FDA: Make medical apps reliable, not risky

By Michael L. MillensonApril 21, 2021

Reprints

Gerry Broome/AP

The fear of Covid-19 catapulted symptom checkers from the periphery of public attention to the center. Wearables like the Apple Watch, Fitbit, and Oura Ring have shown promise as Covid-19 early-warning systems, while apps like MyCovidRisk let you enter your location and other factors for a quick estimate of your odds of infection.

But the deserved praise for these devices shouldn’t obscure a troubling underside of health-related apps. Loose regulatory policies have allowed many thousands of consumer-facing apps to avoid oversight by claiming to be “low risk” and make it impossible to clearly assess the benefits and risks even for those approved by the Food and Drug Administration.

Several years ago, colleagues and I found evidence of wide variations in the functionality, accuracy, and safety of consumer-facing diagnostic apps.
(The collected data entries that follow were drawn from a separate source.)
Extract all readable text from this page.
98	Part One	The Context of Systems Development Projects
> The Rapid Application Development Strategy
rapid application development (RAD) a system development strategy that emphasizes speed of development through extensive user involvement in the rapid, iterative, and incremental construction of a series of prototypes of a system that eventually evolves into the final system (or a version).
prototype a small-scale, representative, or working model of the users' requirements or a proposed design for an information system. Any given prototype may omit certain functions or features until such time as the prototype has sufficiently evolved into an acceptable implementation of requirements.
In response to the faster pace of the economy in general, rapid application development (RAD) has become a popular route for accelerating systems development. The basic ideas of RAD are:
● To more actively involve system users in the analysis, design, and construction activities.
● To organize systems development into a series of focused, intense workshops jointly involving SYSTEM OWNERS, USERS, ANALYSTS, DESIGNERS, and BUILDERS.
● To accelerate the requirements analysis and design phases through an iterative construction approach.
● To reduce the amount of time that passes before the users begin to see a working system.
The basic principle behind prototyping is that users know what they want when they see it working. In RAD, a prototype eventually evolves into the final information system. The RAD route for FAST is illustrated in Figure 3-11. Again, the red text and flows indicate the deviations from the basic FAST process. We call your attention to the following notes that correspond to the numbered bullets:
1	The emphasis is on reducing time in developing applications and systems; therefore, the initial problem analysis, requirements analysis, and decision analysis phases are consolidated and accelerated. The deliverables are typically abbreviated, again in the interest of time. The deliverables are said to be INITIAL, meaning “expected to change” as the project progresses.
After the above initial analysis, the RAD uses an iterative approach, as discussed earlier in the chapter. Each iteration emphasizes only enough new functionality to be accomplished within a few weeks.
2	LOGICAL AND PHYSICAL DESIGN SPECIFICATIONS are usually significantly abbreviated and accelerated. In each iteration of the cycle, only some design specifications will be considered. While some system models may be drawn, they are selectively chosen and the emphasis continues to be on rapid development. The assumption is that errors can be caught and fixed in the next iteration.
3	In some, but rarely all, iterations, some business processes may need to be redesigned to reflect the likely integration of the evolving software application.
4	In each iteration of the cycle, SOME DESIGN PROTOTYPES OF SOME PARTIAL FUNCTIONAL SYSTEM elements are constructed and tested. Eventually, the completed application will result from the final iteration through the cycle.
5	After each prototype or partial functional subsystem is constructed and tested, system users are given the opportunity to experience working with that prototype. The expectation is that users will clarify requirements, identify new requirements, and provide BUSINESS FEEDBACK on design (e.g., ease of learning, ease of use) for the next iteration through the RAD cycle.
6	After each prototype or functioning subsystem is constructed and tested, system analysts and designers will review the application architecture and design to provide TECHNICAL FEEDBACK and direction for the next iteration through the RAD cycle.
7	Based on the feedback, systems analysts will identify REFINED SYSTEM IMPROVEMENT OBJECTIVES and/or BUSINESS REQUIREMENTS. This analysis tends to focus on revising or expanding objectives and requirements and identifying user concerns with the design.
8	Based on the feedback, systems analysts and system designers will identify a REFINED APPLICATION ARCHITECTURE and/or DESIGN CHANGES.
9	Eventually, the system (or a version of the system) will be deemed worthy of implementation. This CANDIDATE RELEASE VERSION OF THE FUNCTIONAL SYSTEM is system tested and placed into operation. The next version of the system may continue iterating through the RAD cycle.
Now, new research is highlighting the health and financial consequences of a “wild west” marketplace and the growing need for government action.

Perhaps the most startling finding comes from a 2021 study comparing the advice from 15 online symptom checkers to recommendations from a random collection of nondoctors. What should have been a slam dunk turned into a draw: The apps fared no better than “an average layperson” in correctly deciding whether a set of symptoms justified emergency care, a nonemergency physician visit, or simply self-care. Only the five best apps were superior to the accuracy of “most” participants.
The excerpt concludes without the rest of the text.